Las y los científicos analizan las capacidades de adaptación de las microalgas polares, capaces de sobrevivir a ambientes extremos de luz y congelación.


Por: Redacción
CIUDAD DE MÉXICO, 20 de julio de 2026.- Científicas del Instituto de Biotecnología (IBt) de la UNAM estudian el uso de microalgas como una alternativa sustentable y amigable con el medio ambiente para la producción de pigmentos naturales, orientados a abastecer a las industrias farmacéutica, alimenticia y textil.
La investigadora del Departamento de Ingeniería Celular y Biocatálisis del IBt, Daniela Morales Sánchez, explicó que actualmente existe un auge en la búsqueda de estas sustancias biológicas con el fin de reemplazar los colorantes artificiales y sintéticos. Destacó además el valor ecológico de su cultivo a gran escala, ya que estos microorganismos se alimentan de dióxido de carbono y luz, lo que contribuye activamente a disminuir los niveles de contaminación.
El equipo de trabajo desarrolla investigaciones enfocadas en entender los mecanismos de fotoprotección de las microalgas y en la producción de productos de alto valor, como pigmentos y ácidos grasos poliinsaturados (Omega 3, 6 y 9).
Entre sus proyectos más innovadores destaca la inserción de genes de la bacteria Rhizobium etli en microalgas para producir melanina. Aunque el proyecto se encuentra en fases tempranas, los resultados muestran que este compuesto otorga protección contra la radiación ultravioleta, lo que abre la puerta a la futura creación de fotoprotectores solares.

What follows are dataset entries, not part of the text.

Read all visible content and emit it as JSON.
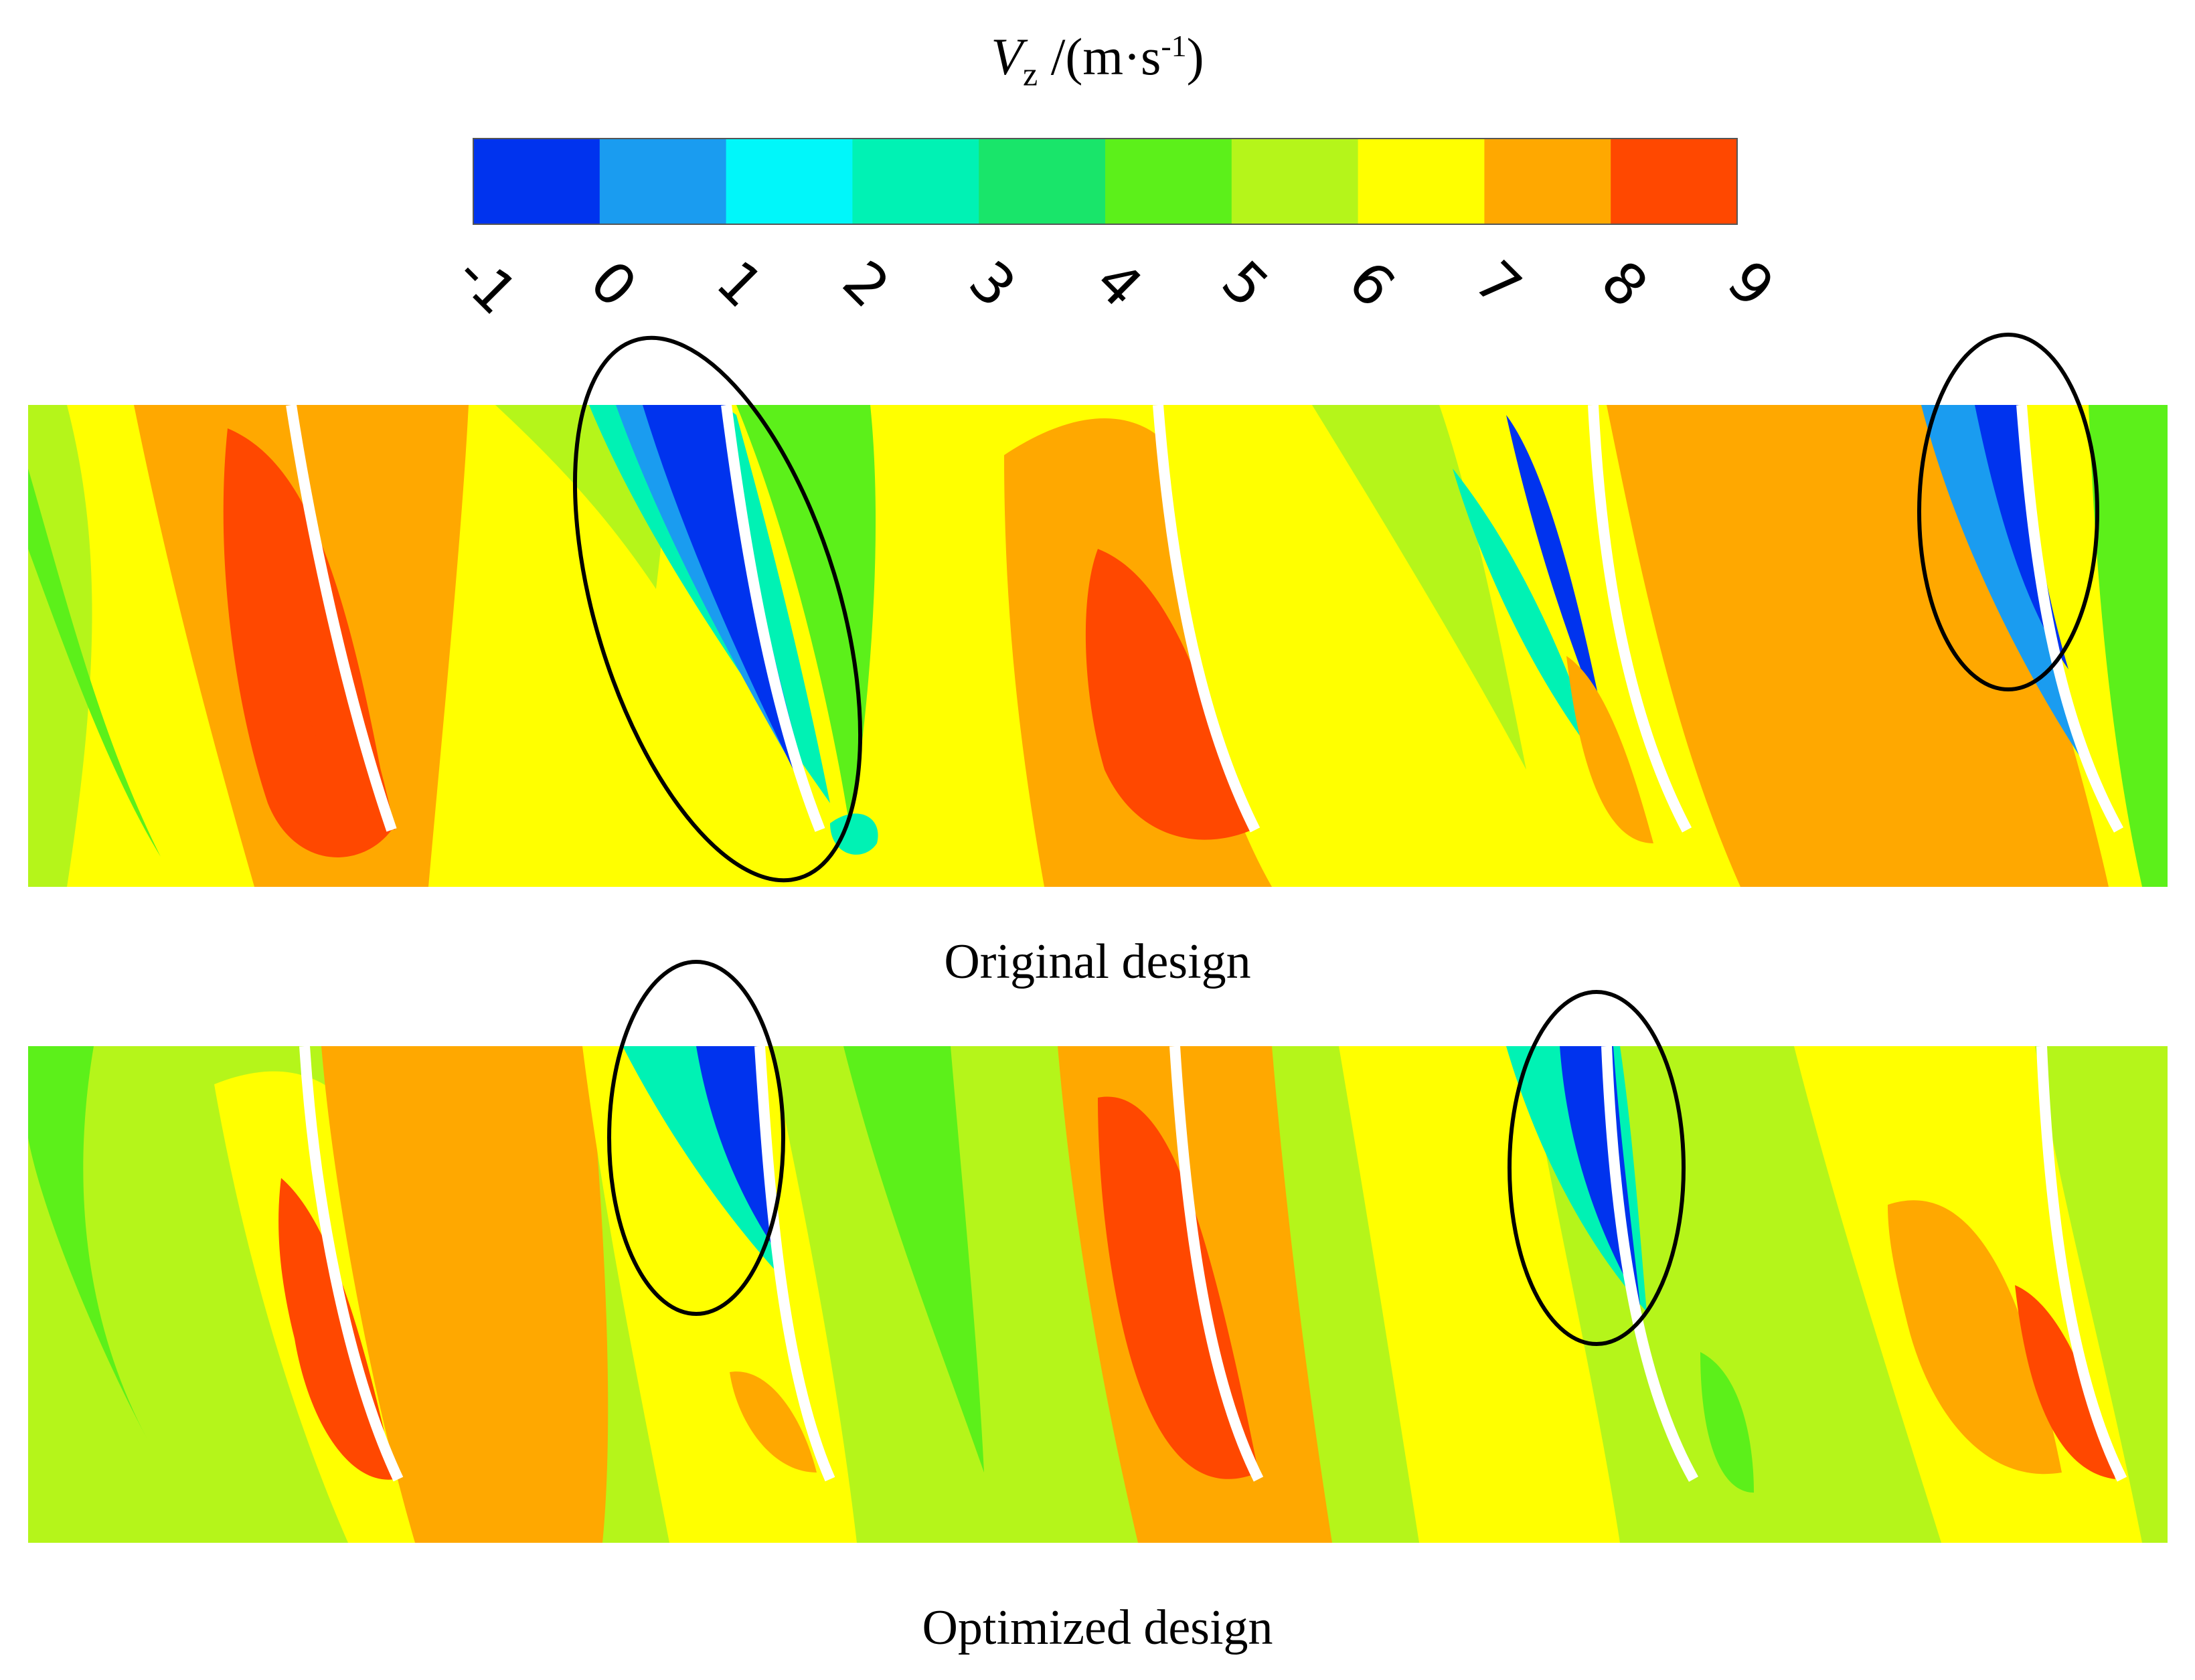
{
  "colorbar": {
    "title_var": "V",
    "title_sub": "z",
    "title_unit_pre": " /(m·s",
    "title_sup": "-1",
    "title_unit_post": ")",
    "ticks": [
      "-1",
      "0",
      "1",
      "2",
      "3",
      "4",
      "5",
      "6",
      "7",
      "8",
      "9"
    ],
    "colors": [
      "#0033ee",
      "#1a9cf0",
      "#00f7fa",
      "#00f2b4",
      "#19e56a",
      "#5cf01a",
      "#b5f51a",
      "#ffff00",
      "#ffa800",
      "#ff4800"
    ]
  },
  "panels": [
    {
      "caption": "Original design"
    },
    {
      "caption": "Optimized design"
    }
  ]
}
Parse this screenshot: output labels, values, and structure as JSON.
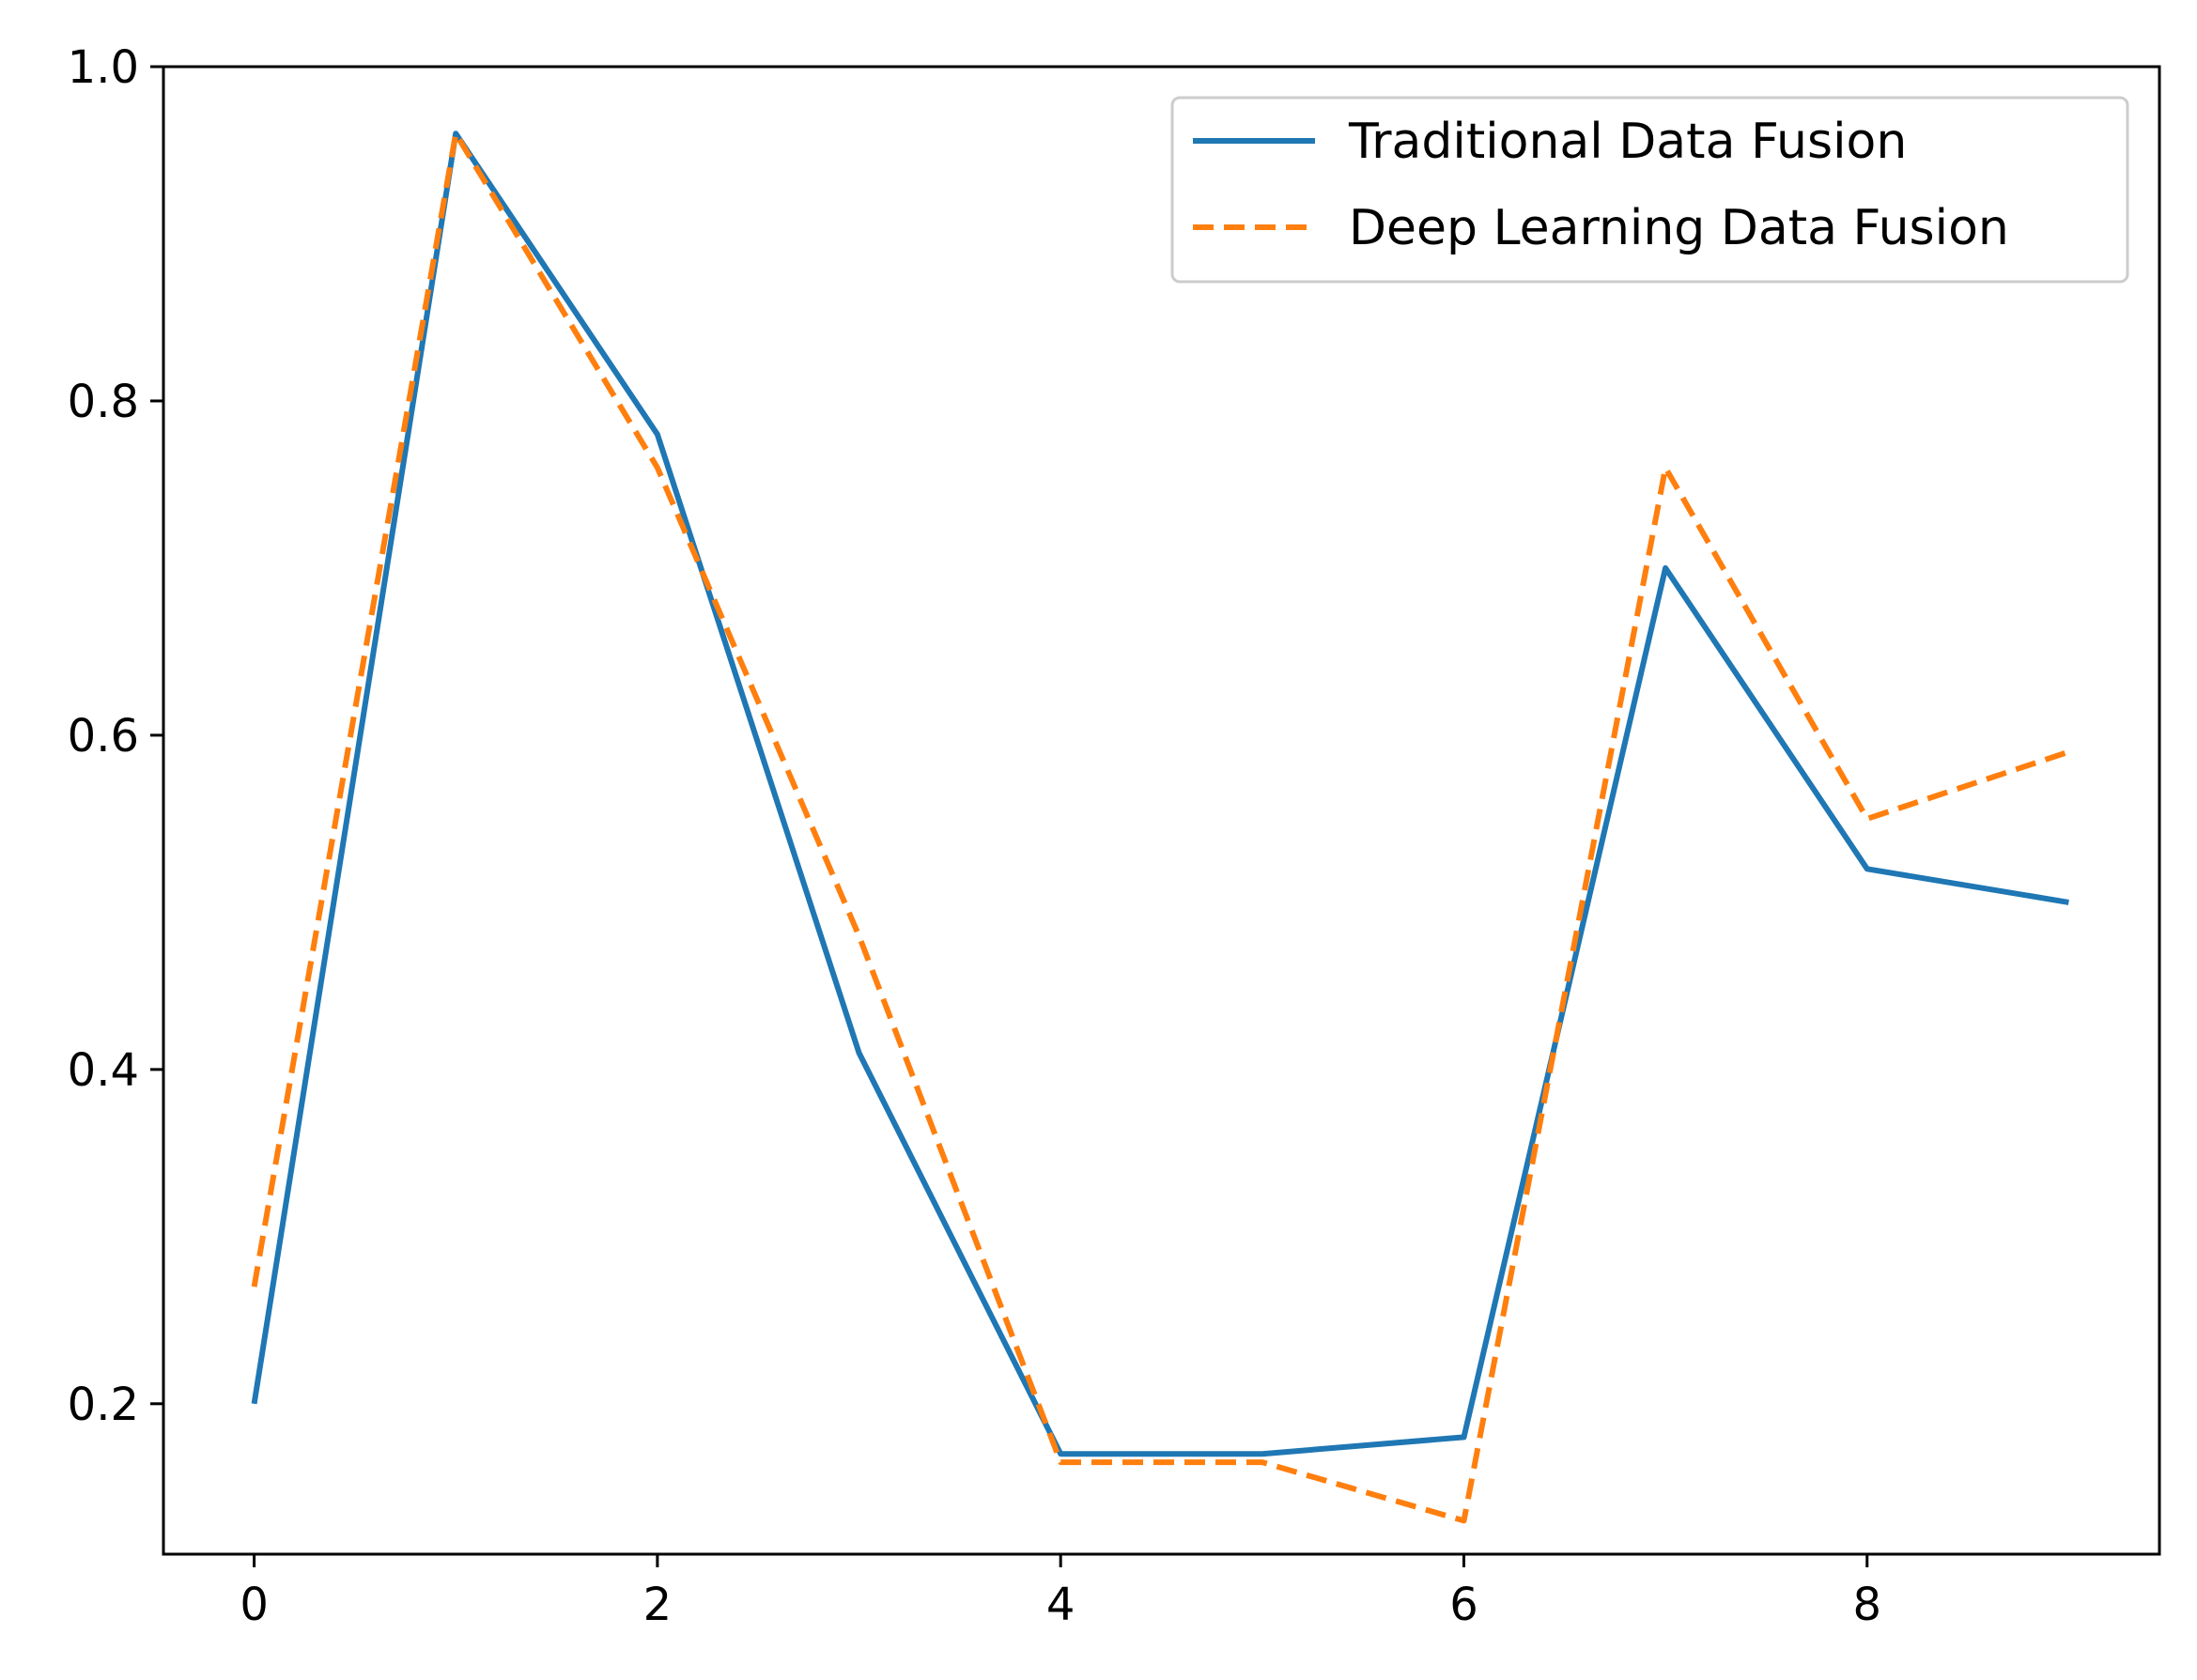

Asimismo, las y los científicos analizan las capacidades de adaptación de las microalgas polares, capaces de sobrevivir a ambientes extremos de luz y congelación, con el propósito de aplicar dichas características a especies endémicas de México para incrementar su resistencia a la alta salinidad y mejorar su estructura celular.
A nivel comercial, los colorantes de microalgas representan un sector en rápida expansión. En el artículo “Microalgas para colorear el planeta”, publicado por Morales Sánchez en conjunto con las investigadoras Mariana Manzoni Maroneze y Andrea Teresa Téllez Galicia, se proyecta que el mercado global de estos pigmentos alcance los 452.4 millones de dólares este año y llegue a duplicarse para el 2034. En México, el IBt ya trabaja en la elaboración de pigmentos como la ficocianina (de tono azul), empleada en la industria de alimentos para la elaboración de helados, dulces y pastas.